Au total, plus de 400 Amérindiens, surtout navajos, ont pris part aux combats dans le Pacifique pendant la Seconde Guerre Mondiale comme «code talkers». D’autres Indiens des tribus Choctaws, Comanches ou encore Seminoles ont également participé aux combats contre les Allemands ou les Japonais, chargés de transmettre dans leur langue des messages codés.

Faute d’équivalents, il fallait parfois transcrire avec des mots du quotidien: «avion» est devenu «oiseau» et «bombardier» «oiseau enceinte».

Bien que né au Canada, Louis Levi Oakes s’était enrôlé dans l’armée américaine où il est devenu un code Talker.

Il était l’un des 17 Mohawks reconnus en vertu de la Code Talkers Recognition Act de 2008, une loi américaine qui accordait des médailles du Congrès aux Premières nations et aux personnes ayant participé à ces programmes.

«Il a bravement servi dans la Seconde Guerre mondiale … Merci pour votre grâce et votre service envers notre peuple», a twitté Perry Bellegarde, chef national de l’Assemblée des Premières Nations.

Ce n’est que depuis quelques années que le rôle secret des «code talkers», qui transmettaient des messages codés dans leur langue maternelle a commencé à être reconnu.

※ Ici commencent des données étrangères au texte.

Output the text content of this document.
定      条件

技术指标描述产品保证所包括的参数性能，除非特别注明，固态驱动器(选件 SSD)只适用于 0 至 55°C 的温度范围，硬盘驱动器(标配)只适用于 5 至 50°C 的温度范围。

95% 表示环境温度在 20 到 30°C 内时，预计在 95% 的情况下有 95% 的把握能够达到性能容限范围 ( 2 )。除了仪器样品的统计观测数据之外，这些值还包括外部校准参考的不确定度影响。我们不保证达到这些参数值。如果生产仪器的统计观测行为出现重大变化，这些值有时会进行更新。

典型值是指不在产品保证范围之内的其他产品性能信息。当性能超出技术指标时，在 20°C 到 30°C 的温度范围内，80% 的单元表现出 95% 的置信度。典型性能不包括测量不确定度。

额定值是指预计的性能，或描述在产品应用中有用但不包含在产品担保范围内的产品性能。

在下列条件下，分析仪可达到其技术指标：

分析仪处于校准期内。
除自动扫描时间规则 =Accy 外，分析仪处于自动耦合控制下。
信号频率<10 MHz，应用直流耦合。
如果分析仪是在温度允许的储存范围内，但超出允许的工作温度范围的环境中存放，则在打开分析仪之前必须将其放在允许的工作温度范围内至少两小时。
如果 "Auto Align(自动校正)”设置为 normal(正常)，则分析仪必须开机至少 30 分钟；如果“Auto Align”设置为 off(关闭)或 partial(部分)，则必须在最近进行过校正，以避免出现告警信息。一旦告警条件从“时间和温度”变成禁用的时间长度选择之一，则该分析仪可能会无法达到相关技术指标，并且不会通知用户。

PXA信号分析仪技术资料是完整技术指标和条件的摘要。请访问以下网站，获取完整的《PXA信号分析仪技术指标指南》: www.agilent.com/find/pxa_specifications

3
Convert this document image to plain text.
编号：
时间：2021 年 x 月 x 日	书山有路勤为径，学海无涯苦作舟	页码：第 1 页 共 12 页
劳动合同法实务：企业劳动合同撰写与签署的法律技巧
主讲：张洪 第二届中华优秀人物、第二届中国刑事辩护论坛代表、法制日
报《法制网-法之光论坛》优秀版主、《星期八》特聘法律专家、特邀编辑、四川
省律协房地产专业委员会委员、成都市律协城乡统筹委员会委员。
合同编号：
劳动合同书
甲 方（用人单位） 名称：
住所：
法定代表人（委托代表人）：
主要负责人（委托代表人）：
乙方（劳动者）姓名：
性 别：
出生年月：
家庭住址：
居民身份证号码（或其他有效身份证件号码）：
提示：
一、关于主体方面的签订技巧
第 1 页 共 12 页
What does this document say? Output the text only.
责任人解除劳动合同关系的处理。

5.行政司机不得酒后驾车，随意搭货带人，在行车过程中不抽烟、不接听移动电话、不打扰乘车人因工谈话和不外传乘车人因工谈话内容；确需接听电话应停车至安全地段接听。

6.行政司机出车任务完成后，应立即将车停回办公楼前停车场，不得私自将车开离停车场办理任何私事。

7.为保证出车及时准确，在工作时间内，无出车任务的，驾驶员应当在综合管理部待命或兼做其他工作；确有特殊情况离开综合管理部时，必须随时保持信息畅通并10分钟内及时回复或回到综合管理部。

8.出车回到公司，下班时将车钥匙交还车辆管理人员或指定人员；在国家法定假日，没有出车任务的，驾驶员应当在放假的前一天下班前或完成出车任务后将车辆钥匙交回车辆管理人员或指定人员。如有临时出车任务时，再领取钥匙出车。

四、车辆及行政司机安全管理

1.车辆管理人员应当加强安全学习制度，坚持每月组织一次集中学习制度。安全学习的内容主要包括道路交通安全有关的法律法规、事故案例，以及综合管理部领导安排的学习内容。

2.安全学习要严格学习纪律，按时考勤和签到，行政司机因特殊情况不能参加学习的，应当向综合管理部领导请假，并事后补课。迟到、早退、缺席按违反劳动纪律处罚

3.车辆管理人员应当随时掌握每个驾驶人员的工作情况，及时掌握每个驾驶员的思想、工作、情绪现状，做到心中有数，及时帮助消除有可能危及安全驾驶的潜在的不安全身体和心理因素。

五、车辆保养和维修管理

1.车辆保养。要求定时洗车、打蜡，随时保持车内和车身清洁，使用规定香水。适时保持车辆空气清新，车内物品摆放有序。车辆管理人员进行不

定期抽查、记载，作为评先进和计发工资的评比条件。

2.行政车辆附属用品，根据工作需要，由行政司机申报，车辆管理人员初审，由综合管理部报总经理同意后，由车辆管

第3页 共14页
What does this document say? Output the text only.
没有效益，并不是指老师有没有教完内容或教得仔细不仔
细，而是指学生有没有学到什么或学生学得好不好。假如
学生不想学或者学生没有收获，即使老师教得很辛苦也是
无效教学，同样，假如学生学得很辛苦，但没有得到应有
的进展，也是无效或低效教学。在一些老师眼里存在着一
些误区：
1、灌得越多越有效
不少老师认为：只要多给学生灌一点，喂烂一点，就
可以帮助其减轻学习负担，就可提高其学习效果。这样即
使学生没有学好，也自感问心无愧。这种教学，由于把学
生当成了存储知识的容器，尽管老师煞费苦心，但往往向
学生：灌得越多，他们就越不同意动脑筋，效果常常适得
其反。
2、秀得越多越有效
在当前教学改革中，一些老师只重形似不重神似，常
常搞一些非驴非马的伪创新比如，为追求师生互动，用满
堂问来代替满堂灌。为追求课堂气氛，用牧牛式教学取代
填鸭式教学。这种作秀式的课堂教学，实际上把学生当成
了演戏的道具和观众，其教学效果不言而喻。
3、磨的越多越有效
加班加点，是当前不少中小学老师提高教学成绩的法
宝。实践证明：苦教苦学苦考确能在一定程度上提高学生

Après sa libération de l’armée américaine en 1946, après son déploiement dans le Pacifique, Louis Levi Oakes est rentré chez lui dans la nation mohawk d’Akwesasne et a peu partagé sur son expérience de la guerre avec sa famille.

Puis, il y a six ans, il a enfin révélé ce qu’il avait fait dans la jungle de la Nouvelle-Guinée et des Philippines.

Et il y a deux ans, Louis Levi Oakes a reçu la médaille d’argent du Congrès. En décembre dernier, il a été présenté à la Chambre des communes, a rencontré le premier ministre Justin Trudeau et a été honoré lors d’une réunion de l’Assemblée des Premières Nations.